Recent studies have demonstrated that a number of natural products, nutraceuticals, isolated from plants (e.g. fruits, vegetables, spices, nuts, legumes, herbs, etc.) also inhibit PI3K/Akt/mTOR pathway, and exhibit potent anticancer activities and probable antiaging activities. As most of the natural products occur in our diet every day, and are very safe, the results suggest that those natural products may be explored for cancer prevention and treatment. This special issue selects apigenin (present in many fruits, vegetables), curcumin, cryptotanshinone (Asian herbal compound), fisetin (compound from various berries), indoles (Cruciferous vegetables), isoflavones (genistein and deguelin), quercetin, resveratrol, and tocotrienol (a form of Vitamin E).
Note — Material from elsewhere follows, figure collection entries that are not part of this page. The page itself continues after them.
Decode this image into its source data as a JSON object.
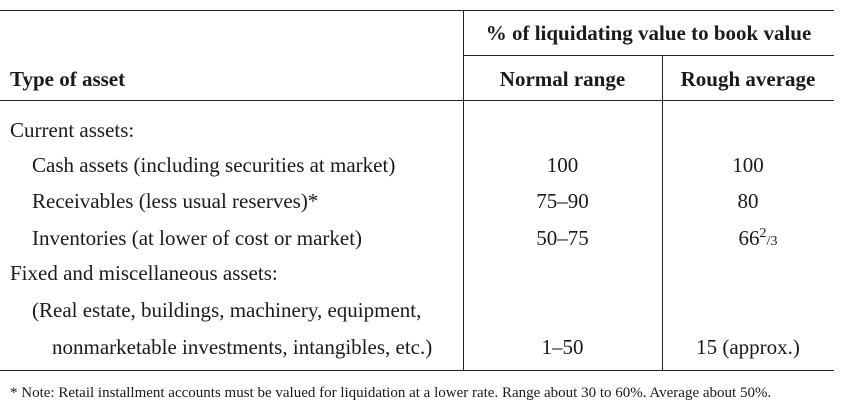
{
  "table": {
    "header_group": "% of liquidating value to book value",
    "col_type": "Type of asset",
    "col_range": "Normal range",
    "col_avg": "Rough average",
    "rows": [
      {
        "label": "Current assets:",
        "range": "",
        "avg": ""
      },
      {
        "label": "Cash assets (including securities at market)",
        "range": "100",
        "avg": "100"
      },
      {
        "label": "Receivables (less usual reserves)*",
        "range": "75–90",
        "avg": "80"
      },
      {
        "label": "Inventories (at lower of cost or market)",
        "range": "50–75",
        "avg_whole": "66",
        "avg_num": "2",
        "avg_den": "3"
      },
      {
        "label": "Fixed and miscellaneous assets:",
        "range": "",
        "avg": ""
      },
      {
        "label": "(Real estate, buildings, machinery, equipment,",
        "range": "",
        "avg": ""
      },
      {
        "label": "nonmarketable investments, intangibles, etc.)",
        "range": "1–50",
        "avg": "15 (approx.)"
      }
    ]
  },
  "footnote": "* Note: Retail installment accounts must be valued for liquidation at a lower rate. Range about 30 to 60%. Average about 50%."
}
Immunologically, mTOR has a fundamental part in controlling and shaping diverse functions of innate and adaptive immune cells, in particular, T-cell subsets differentiation, survival, and metabolic reprogramming to ultimately regulate the fate of diverse immune cell types. We must remember m TOR is a kinase. As one of the most abundant gene families in human, protein kinases tightly control cell signaling and cell function through protein phosphorylation. There are 634 protein kinases encoded in human genome to date, and 85% kinases are observed dysregulated in human disorders. However, only 49 small molecule kinase inhibitors have been approved for treating human diseases, urging for more in-depth investigations on the rest 77% possibly druggable kinome. Among all protein kinases, mTOR (mechanistic target of rapamycin, previously known as mammalian target of rapamycin) has drawn extensive attention. This is due to its indispensable roles in regulating key cell function such as proliferation, metabolism, autophagy, ageing, and others, and its ability to sense environmental changes including nutrients and growth factors to adjust cell physiology. Dysregulation of mTOR signaling is observed in solid tumors, epilepsy, obesity, and diabetes.
The bottom line for the mTOR pathway is intermittent fasting, calorie restriction, a number of different supplements, and some intermittent rapamycin in the prescribed dosages and regimens which include Metformin. I suspect, as we refine things, we will see much more of rapamycin use. I suspect mTOR inhibition is just the tip of one of the icebergs.